I can only share my personal experience so far, which is defined primarily by the continuous improvement of my skill set and carefully picking the right sources to learn from.

After I graduated from college, I got my first 9 to 5 job as a data analyst. As a newcomer, I thought my job would consist of extracting insights from an already ordered dataset by applying some descriptive statistics and later making inferences using some fancy regressions. However, as most of you working with data know, this is usually not the case.

The data I was going to work with was stored on a relational database, it was not normalized and had lots of missing values. At that time I knew almost nothing about SQL. So that was my first stop: watching videos about the foundations of information storage, the multiple normal forms (1NF, 2NF, 3NF, etc.), and how to create views by combining already existing tables.

That took a while, but once the view was created and showed data in a clean manner, it was easy to tap into by using a statistical language like R along with a SQL connector library.

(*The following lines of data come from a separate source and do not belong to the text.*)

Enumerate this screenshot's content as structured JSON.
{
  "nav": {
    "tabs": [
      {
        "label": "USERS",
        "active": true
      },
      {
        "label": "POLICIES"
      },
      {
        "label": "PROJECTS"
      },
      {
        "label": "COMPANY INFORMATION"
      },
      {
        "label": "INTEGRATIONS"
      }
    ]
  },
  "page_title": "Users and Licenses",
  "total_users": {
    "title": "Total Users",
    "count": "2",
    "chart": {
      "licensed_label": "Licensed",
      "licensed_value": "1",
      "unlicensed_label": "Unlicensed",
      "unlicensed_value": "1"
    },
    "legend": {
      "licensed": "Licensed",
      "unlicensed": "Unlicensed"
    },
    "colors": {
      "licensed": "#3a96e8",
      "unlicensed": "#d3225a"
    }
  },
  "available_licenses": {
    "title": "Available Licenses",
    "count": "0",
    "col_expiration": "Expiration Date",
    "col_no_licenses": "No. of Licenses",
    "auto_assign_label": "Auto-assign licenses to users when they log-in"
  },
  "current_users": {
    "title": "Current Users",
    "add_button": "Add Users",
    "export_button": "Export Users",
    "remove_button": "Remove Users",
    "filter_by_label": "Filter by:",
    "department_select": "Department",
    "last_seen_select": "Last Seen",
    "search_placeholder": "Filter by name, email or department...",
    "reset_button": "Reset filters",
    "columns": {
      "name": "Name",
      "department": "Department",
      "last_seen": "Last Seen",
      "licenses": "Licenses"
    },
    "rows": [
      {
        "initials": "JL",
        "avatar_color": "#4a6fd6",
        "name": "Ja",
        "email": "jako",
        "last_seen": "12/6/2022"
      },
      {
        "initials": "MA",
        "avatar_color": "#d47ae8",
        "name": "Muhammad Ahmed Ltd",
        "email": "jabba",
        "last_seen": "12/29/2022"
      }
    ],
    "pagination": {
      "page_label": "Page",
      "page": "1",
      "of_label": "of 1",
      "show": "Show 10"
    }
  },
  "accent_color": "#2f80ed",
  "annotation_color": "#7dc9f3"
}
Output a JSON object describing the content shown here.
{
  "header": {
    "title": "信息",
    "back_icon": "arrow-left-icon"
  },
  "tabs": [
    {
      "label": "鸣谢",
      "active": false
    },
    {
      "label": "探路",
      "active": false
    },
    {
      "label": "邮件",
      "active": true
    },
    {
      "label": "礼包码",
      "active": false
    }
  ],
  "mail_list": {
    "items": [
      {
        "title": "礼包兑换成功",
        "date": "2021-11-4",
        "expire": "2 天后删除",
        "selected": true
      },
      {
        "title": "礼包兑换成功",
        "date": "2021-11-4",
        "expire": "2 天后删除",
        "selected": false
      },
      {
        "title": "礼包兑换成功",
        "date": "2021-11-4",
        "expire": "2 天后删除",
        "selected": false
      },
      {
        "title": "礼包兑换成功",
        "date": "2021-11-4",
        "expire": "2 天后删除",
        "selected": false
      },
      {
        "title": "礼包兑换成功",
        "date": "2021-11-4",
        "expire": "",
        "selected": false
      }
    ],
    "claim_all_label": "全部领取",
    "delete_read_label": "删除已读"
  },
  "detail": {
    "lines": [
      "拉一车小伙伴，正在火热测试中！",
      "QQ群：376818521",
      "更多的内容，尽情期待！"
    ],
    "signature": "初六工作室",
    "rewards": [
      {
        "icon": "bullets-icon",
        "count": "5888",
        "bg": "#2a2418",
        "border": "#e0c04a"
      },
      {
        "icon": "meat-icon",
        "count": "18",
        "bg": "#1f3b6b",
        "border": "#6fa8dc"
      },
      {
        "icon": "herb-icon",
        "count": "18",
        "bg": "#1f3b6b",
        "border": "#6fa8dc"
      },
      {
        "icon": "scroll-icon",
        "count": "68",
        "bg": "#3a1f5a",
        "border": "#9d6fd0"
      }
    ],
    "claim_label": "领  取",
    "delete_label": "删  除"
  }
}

Having data in the right form will save you a lot of time. In my case, to solve the messy information problem I faced, I created a view inside the existing database, combining data in existing tables with the aim of getting data into the form that analysis and visualization libraries in R (lm, ggplot2) needed, which was typically a 3NF or 4NF, with one row per observation.

A later stage involved automatic reporting using tools like RMarkdown. Understanding what your organization wants to accomplish with data and how the different sources of data work (databases, streaming, warehouses) to align to those goals is the first step towards a digital transformation of your organization. For me, this was how the world of data analysis started to unfold: I had no experience and a very different toolkit than the circumstances needed. However, I allowed myself some study time in order to find ways to change things up, and so, I arrived at a slightly better result.

This is key, since working in the data industry (and almost any other industry in tech) requires a lifelong learning attitude. You should always look for solutions to solve or improve the daily challenges you encounter. Some people decide to transition from data analysis into data science and/or data engineering; this is a common trend, since often the data you work with does not arrive as clean as it's supposed to be for analysis. Sometimes you find data scientists combing their role with the tasks of a data engineer, including ingestion, transformation and/or optimizing pipelines.


This transition is also the path I took and one I would love to keep sharing with you in future articles!